2. Announce and promote new grant opportunities, especially for grassroots solutions to immediate needs. This encourages and attracts activists — those willing to do the hard work — along with other philanthropists who may be sitting on the fence.
3. Connect and coordinate with other foundations and philanthropic actors, and with beneficiaries, to maximize support for those issues and initiatives that will best deliver and sustain.
4. Leverage donations and prestige to encourage private businesses, universities and agencies to stay the course and uphold important values that are now under attack: equal rights and access, freedom of conscience, scientific research, public health, bridge-building, education and so on.
5. Be an equal: When you are sitting with fellow philanthropists or in the board meeting of a nonprofit you support, do not cede the floor to those arguing caution or capitulation. If you are on a steering committee, then help them to steer. Use your own voice and your wallet to at least make the strongest case that you can for what matters to you.
6. Fill the gap when programs lose funding from the government or other sources intimidated by the political climate, or when they are overburdened by increased demand for services. Focus on force-multipliers: teacher and advocacy training, professional development, issue-based conferences, volunteer recruitment, social workers, community clinics and crisis centers, international exchange programs, assessments and process improvement, fundraising assistance, scholarships for newly marginalized students and post-doctoral fellows and educational innovation. Don’t dismiss overhead as low-impact or unimaginative — overhead can mean the difference between sustainable and transitory.
7. Begin that longer-term process of developing and launching more of your own initiatives, and tell others. Just knowing there’s something in the pipeline can energize activists, attract strategic partners and lay down implicit markers in defense of that priority cause.
8. Be vocal about government measures and other challenges to issues on your agenda, especially when your own partners or beneficiaries are being affected. Be specific and stick to what you know and how this affects outcomes. (This involves no lobbying or electioneering, merely the exercise of your free speech to articulate your own goals and inform the public. But yes — in this new climate, it could carry risk.)
9. Finally, philanthropists can also host or support partisan political events, not an undertaking for the faint of heart.

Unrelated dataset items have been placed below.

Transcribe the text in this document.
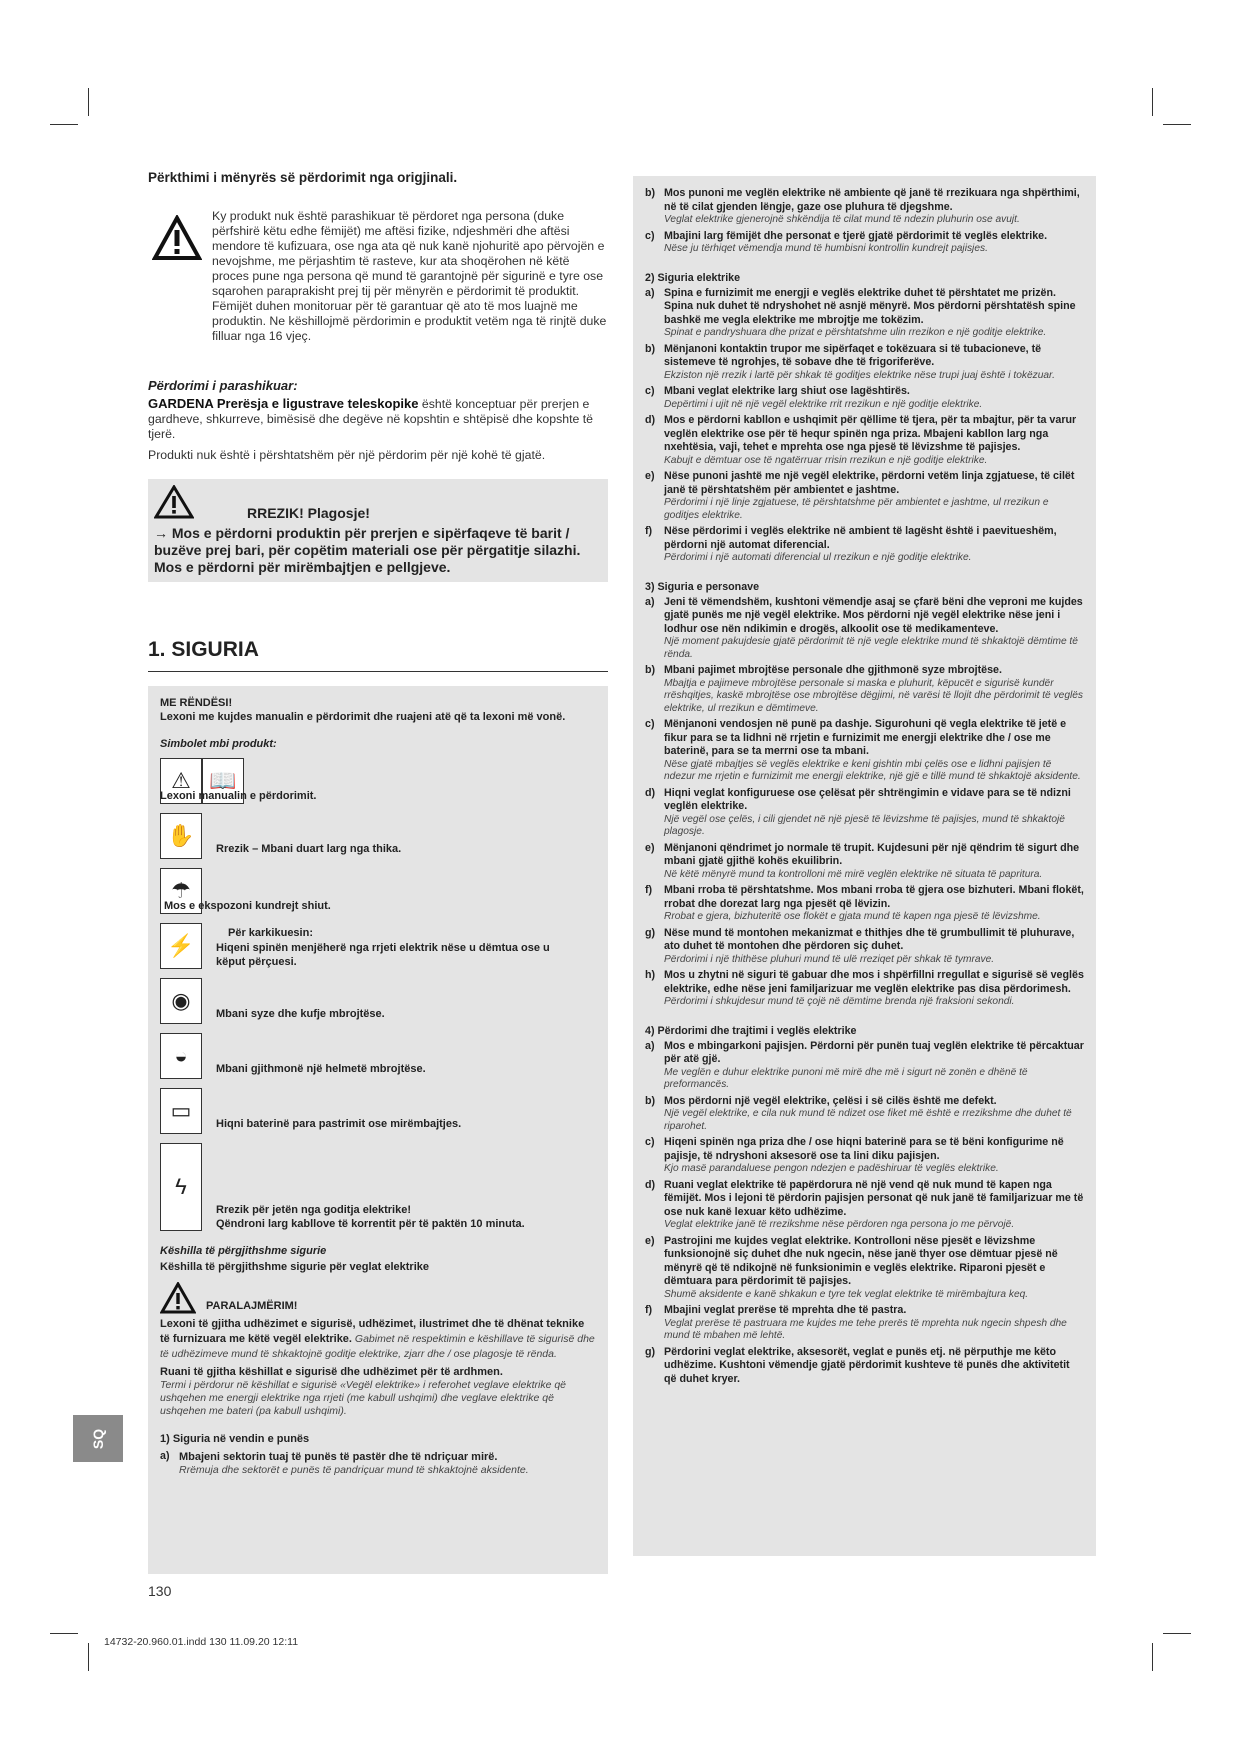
Përkthimi i mënyrës së përdorimit nga origjinali.
Ky produkt nuk është parashikuar të përdoret nga persona (duke përfshirë këtu edhe fëmijët) me aftësi fizike, ndjeshmëri dhe aftësi mendore të kufizuara, ose nga ata që nuk kanë njohuritë apo përvojën e nevojshme, me përjashtim të rasteve, kur ata shoqërohen në këtë proces pune nga persona që mund të garantojnë për sigurinë e tyre ose sqarohen paraprakisht prej tij për mënyrën e përdorimit të produktit. Fëmijët duhen monitoruar për të garantuar që ato të mos luajnë me produktin. Ne këshillojmë përdorimin e produktit vetëm nga të rinjtë duke filluar nga 16 vjeç.
Përdorimi i parashikuar:
GARDENA Prerësja e ligustrave teleskopike është konceptuar për prerjen e gardheve, shkurreve, bimësisë dhe degëve në kopshtin e shtëpisë dhe kopshte të tjerë.
Produkti nuk është i përshtatshëm për një përdorim për një kohë të gjatë.
RREZIK! Plagosje!
→ Mos e përdorni produktin për prerjen e sipërfaqeve të barit / buzëve prej bari, për copëtim materiali ose për përgatitje silazhi. Mos e përdorni për mirëmbajtjen e pellgjeve.
1. SIGURIA
ME RËNDËSI!
Lexoni me kujdes manualin e përdorimit dhe ruajeni atë që ta lexoni më vonë.
Simbolet mbi produkt:
⚠ 📖
Lexoni manualin e përdorimit.
✋
Rrezik – Mbani duart larg nga thika.
☂
Mos e ekspozoni kundrejt shiut.
⚡	Për karkikuesin:
Hiqeni spinën menjëherë nga rrjeti elektrik nëse u dëmtua ose u këput përçuesi.
◉
Mbani syze dhe kufje mbrojtëse.
◒
Mbani gjithmonë një helmetë mbrojtëse.
▭
Hiqni baterinë para pastrimit ose mirëmbajtjes.
ϟ
Rrezik për jetën nga goditja elektrike!
Qëndroni larg kabllove të korrentit për të paktën 10 minuta.
Këshilla të përgjithshme sigurie
Këshilla të përgjithshme sigurie për veglat elektrike
PARALAJMËRIM!
Lexoni të gjitha udhëzimet e sigurisë, udhëzimet, ilustrimet dhe të dhënat teknike të furnizuara me këtë vegël elektrike. Gabimet në respektimin e këshillave të sigurisë dhe të udhëzimeve mund të shkaktojnë goditje elektrike, zjarr dhe / ose plagosje të rënda.
Ruani të gjitha këshillat e sigurisë dhe udhëzimet për të ardhmen.
Termi i përdorur në këshillat e sigurisë «Vegël elektrike» i referohet veglave elektrike që ushqehen me energji elektrike nga rrjeti (me kabull ushqimi) dhe veglave elektrike që ushqehen me bateri (pa kabull ushqimi).
1) Siguria në vendin e punës
a) Mbajeni sektorin tuaj të punës të pastër dhe të ndriçuar mirë.
Rrëmuja dhe sektorët e punës të pandriçuar mund të shkaktojnë aksidente.
b) Mos punoni me veglën elektrike në ambiente që janë të rrezikuara nga shpërthimi, në të cilat gjenden lëngje, gaze ose pluhura të djegshme.
Veglat elektrike gjenerojnë shkëndija të cilat mund të ndezin pluhurin ose avujt.
c) Mbajini larg fëmijët dhe personat e tjerë gjatë përdorimit të veglës elektrike.
Nëse ju tërhiqet vëmendja mund të humbisni kontrollin kundrejt pajisjes.
2) Siguria elektrike
a) Spina e furnizimit me energji e veglës elektrike duhet të përshtatet me prizën. Spina nuk duhet të ndryshohet në asnjë mënyrë. Mos përdorni përshtatësh spine bashkë me vegla elektrike me mbrojtje me tokëzim.
Spinat e pandryshuara dhe prizat e përshtatshme ulin rrezikon e një goditje elektrike.
b) Mënjanoni kontaktin trupor me sipërfaqet e tokëzuara si të tubacioneve, të sistemeve të ngrohjes, të sobave dhe të frigoriferëve.
Ekziston një rrezik i lartë për shkak të goditjes elektrike nëse trupi juaj është i tokëzuar.
c) Mbani veglat elektrike larg shiut ose lagështirës.
Depërtimi i ujit në një vegël elektrike rrit rrezikun e një goditje elektrike.
d) Mos e përdorni kabllon e ushqimit për qëllime të tjera, për ta mbajtur, për ta varur veglën elektrike ose për të hequr spinën nga priza. Mbajeni kabllon larg nga nxehtësia, vaji, tehet e mprehta ose nga pjesë të lëvizshme të pajisjes.
Kabujt e dëmtuar ose të ngatërruar rrisin rrezikun e një goditje elektrike.
e) Nëse punoni jashtë me një vegël elektrike, përdorni vetëm linja zgjatuese, të cilët janë të përshtatshëm për ambientet e jashtme.
Përdorimi i një linje zgjatuese, të përshtatshme për ambientet e jashtme, ul rrezikun e goditjes elektrike.
f) Nëse përdorimi i veglës elektrike në ambient të lagësht është i paevitueshëm, përdorni një automat diferencial.
Përdorimi i një automati diferencial ul rrezikun e një goditje elektrike.
3) Siguria e personave
a) Jeni të vëmendshëm, kushtoni vëmendje asaj se çfarë bëni dhe veproni me kujdes gjatë punës me një vegël elektrike. Mos përdorni një vegël elektrike nëse jeni i lodhur ose nën ndikimin e drogës, alkoolit ose të medikamenteve.
Një moment pakujdesie gjatë përdorimit të një vegle elektrike mund të shkaktojë dëmtime të rënda.
b) Mbani pajimet mbrojtëse personale dhe gjithmonë syze mbrojtëse.
Mbajtja e pajimeve mbrojtëse personale si maska e pluhurit, këpucët e sigurisë kundër rrëshqitjes, kaskë mbrojtëse ose mbrojtëse dëgjimi, në varësi të llojit dhe përdorimit të veglës elektrike, ul rrezikun e dëmtimeve.
c) Mënjanoni vendosjen në punë pa dashje. Sigurohuni që vegla elektrike të jetë e fikur para se ta lidhni në rrjetin e furnizimit me energji elektrike dhe / ose me baterinë, para se ta merrni ose ta mbani.
Nëse gjatë mbajtjes së veglës elektrike e keni gishtin mbi çelës ose e lidhni pajisjen të ndezur me rrjetin e furnizimit me energji elektrike, një gjë e tillë mund të shkaktojë aksidente.
d) Hiqni veglat konfiguruese ose çelësat për shtrëngimin e vidave para se të ndizni veglën elektrike.
Një vegël ose çelës, i cili gjendet në një pjesë të lëvizshme të pajisjes, mund të shkaktojë plagosje.
e) Mënjanoni qëndrimet jo normale të trupit. Kujdesuni për një qëndrim të sigurt dhe mbani gjatë gjithë kohës ekuilibrin.
Në këtë mënyrë mund ta kontrolloni më mirë veglën elektrike në situata të papritura.
f) Mbani rroba të përshtatshme. Mos mbani rroba të gjera ose bizhuteri. Mbani flokët, rrobat dhe dorezat larg nga pjesët që lëvizin.
Rrobat e gjera, bizhuteritë ose flokët e gjata mund të kapen nga pjesë të lëvizshme.
g) Nëse mund të montohen mekanizmat e thithjes dhe të grumbullimit të pluhurave, ato duhet të montohen dhe përdoren siç duhet.
Përdorimi i një thithëse pluhuri mund të ulë rreziqet për shkak të tymrave.
h) Mos u zhytni në siguri të gabuar dhe mos i shpërfillni rregullat e sigurisë së veglës elektrike, edhe nëse jeni familjarizuar me veglën elektrike pas disa përdorimesh.
Përdorimi i shkujdesur mund të çojë në dëmtime brenda një fraksioni sekondi.
4) Përdorimi dhe trajtimi i veglës elektrike
a) Mos e mbingarkoni pajisjen. Përdorni për punën tuaj veglën elektrike të përcaktuar për atë gjë.
Me veglën e duhur elektrike punoni më mirë dhe më i sigurt në zonën e dhënë të preformancës.
b) Mos përdorni një vegël elektrike, çelësi i së cilës është me defekt.
Një vegël elektrike, e cila nuk mund të ndizet ose fiket më është e rrezikshme dhe duhet të riparohet.
c) Hiqeni spinën nga priza dhe / ose hiqni baterinë para se të bëni konfigurime në pajisje, të ndryshoni aksesorë ose ta lini diku pajisjen.
Kjo masë parandaluese pengon ndezjen e padëshiruar të veglës elektrike.
d) Ruani veglat elektrike të papërdorura në një vend që nuk mund të kapen nga fëmijët. Mos i lejoni të përdorin pajisjen personat që nuk janë të familjarizuar me të ose nuk kanë lexuar këto udhëzime.
Veglat elektrike janë të rrezikshme nëse përdoren nga persona jo me përvojë.
e) Pastrojini me kujdes veglat elektrike. Kontrolloni nëse pjesët e lëvizshme funksionojnë siç duhet dhe nuk ngecin, nëse janë thyer ose dëmtuar pjesë në mënyrë që të ndikojnë në funksionimin e veglës elektrike. Riparoni pjesët e dëmtuara para përdorimit të pajisjes.
Shumë aksidente e kanë shkakun e tyre tek veglat elektrike të mirëmbajtura keq.
f) Mbajini veglat prerëse të mprehta dhe të pastra.
Veglat prerëse të pastruara me kujdes me tehe prerës të mprehta nuk ngecin shpesh dhe mund të mbahen më lehtë.
g) Përdorini veglat elektrike, aksesorët, veglat e punës etj. në përputhje me këto udhëzime. Kushtoni vëmendje gjatë përdorimit kushteve të punës dhe aktivitetit që duhet kryer.
SQ
130
14732-20.960.01.indd 130 11.09.20 12:11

The current situation could continue and evolve for years to come in ways that make it hard to predict or make future-proof plans. Philanthropists should want to honor commitments to partners who have also invested and sacrificed for joint efforts. The most sophisticated foundations tend to process opportunities and challenges with sober deliberation and across a multi-year schedule of studies, consultations and detailed budget decisions. In this historic moment, however, the next weeks and months will prove most critical in determining whether causes and key stakeholders even survive long enough to benefit from an enhanced philanthropic safety net in 2026 or 2027. Now is the time to ensure grantees have the resilience and adaptability to transition to a new reality where government support and even protection cannot be assumed. Waiting this out, perhaps until after the next Congressional or presidential elections, is effectively sitting it out.
As important as endowments are for generating interest revenue and undergirding a legacy of impact, and as risk-averse as foundations normally need to be, for many causes today is the rainy day you’ve been saving for. It should be possible, and I would argue imperative, to start eating into those principal funds before their entire purpose becomes moot. There is good reason to do it, and no shortage of tools.
Shai Franklin is a lobbyist, consultant and former Jewish community executive.